Masing-masing dari mereka mulai meninggalkan tempat. Hingga kini hanya ada aku, Gempa, dan beberapa anak-anak yang belum tahu ingin memanfaatkan waktu istirahat dengan apa.

"Repot, ya? Punya teman yang keponya gak kira-kira," desisku. Gempa sedikit tertawa mendengarnya.

"Namamu, Taufan bukan? Kalau ingat-ingat?"

"Iya, kok bisa tahu?"

"Temanmu sering menyebut namamu."

Aku terkekeh kecil. Tenyata anak ini lumayan asyik diajak ngobrol, walau bicaranya rada tegas.

"Wajah kita mirip sih, jadi sedikit unik di mata kawanku."

"Ya iyalah kita mirip, kau tidak ingat aku?"

Aku meliriknya bingung, "... tidak. Kecuali saat kita tabrakan, barangkali."

"... Hoo, yah, tak apa. Kau sudah bicara benar."

Aku diam. Dia seakan-akan menyembunyikan sesuatu dariku. Tapi, apa?

"Tapi aku seperti mengenalmu. Rasanya bagaimana ya, ukhh—aku, aku seperti mengenalmu."

Lawan bicaraku tertegun. Kedua irisnya membelak kecil.

"Kau... Apa.. Uhh, tidak, kau memang oranglain."

Kuhela napas pelan. Dia yang menegang kembali merilekskan tubuhnya. Ia bangkit dari kursi untuk mendekati bangkuku.

Tangannya senonoh memainkan helaian rambutku. Dari sekian kawanku yang lumayan seenaknya itu, sepertinya anak pindahan ini paling senonoh.

Kutepis penilaianku akan Gempa yang kelihatan seperti orang baik.

"Sebenarnya aku kembali ke Malaysia karena aku benar-benar rindu denganmu."

"Ehm, haha.
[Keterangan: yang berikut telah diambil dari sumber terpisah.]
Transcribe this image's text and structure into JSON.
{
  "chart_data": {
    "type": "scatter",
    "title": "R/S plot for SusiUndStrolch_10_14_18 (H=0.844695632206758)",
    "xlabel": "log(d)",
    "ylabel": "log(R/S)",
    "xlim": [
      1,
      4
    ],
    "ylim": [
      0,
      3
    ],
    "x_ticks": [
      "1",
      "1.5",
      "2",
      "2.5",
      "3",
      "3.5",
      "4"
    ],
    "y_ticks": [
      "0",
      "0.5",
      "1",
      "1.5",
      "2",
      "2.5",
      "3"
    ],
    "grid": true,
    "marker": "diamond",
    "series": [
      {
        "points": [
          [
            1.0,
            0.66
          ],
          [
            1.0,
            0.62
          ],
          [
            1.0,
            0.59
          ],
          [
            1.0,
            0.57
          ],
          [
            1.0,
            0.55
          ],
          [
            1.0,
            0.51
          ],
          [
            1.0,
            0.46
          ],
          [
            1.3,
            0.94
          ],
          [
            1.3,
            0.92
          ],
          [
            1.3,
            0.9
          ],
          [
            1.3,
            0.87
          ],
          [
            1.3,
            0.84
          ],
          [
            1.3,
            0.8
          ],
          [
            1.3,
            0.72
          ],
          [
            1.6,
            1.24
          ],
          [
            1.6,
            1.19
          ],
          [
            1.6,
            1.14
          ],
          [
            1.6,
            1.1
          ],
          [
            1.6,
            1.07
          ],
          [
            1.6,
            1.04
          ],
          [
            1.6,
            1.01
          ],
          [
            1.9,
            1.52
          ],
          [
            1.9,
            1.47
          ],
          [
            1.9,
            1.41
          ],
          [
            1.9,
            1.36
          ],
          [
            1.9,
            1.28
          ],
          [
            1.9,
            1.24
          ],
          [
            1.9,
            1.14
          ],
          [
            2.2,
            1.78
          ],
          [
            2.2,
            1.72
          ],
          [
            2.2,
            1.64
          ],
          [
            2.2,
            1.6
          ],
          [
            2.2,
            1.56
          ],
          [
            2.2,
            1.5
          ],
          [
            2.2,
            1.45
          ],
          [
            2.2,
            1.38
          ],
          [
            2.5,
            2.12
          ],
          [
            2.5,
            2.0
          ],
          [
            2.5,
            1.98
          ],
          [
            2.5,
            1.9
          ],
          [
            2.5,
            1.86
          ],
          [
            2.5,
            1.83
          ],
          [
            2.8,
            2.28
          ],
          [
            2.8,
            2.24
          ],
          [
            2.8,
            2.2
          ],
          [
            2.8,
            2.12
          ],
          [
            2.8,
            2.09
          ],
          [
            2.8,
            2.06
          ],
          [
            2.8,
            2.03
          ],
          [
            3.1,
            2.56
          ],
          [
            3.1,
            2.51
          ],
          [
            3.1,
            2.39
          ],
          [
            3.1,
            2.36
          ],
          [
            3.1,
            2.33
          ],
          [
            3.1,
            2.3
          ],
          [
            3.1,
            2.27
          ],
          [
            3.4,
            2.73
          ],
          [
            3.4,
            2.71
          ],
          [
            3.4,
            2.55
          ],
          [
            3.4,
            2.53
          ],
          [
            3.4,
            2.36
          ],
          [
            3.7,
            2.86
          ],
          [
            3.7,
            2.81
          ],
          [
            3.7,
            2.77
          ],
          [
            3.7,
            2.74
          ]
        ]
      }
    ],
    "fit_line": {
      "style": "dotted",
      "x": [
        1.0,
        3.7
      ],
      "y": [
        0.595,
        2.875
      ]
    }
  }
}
Kau bergurau ya? Kita saja baru bertemu, hahaha!"

"Ya, mungkin kau akan ingat kalau aku begini."

Sensasi aneh terasa. Leherku sakit oleh sesuatu yang mencubit paksa, menggunakan benda keras. Bukan, ini gigitan.

Aku panik berat. Ia melakukan itu begitu cepat namun membekas dalam. Leherku masih terasa berdenyut.

"Tidak akan ketahuan kalau kau mau membalas."

Ia membisiki kalimat itu pada telingaku. Suaranya mendesah bisik.

"Namun saat kau bertindak, aku tidak akan membiarkan kau bertindak sesukamu padaku, monyet. Aku akan kembali menangkan ronde di kesempatan kedua ini. Dan itu saat kau ingat pertarungan kita yang pertama."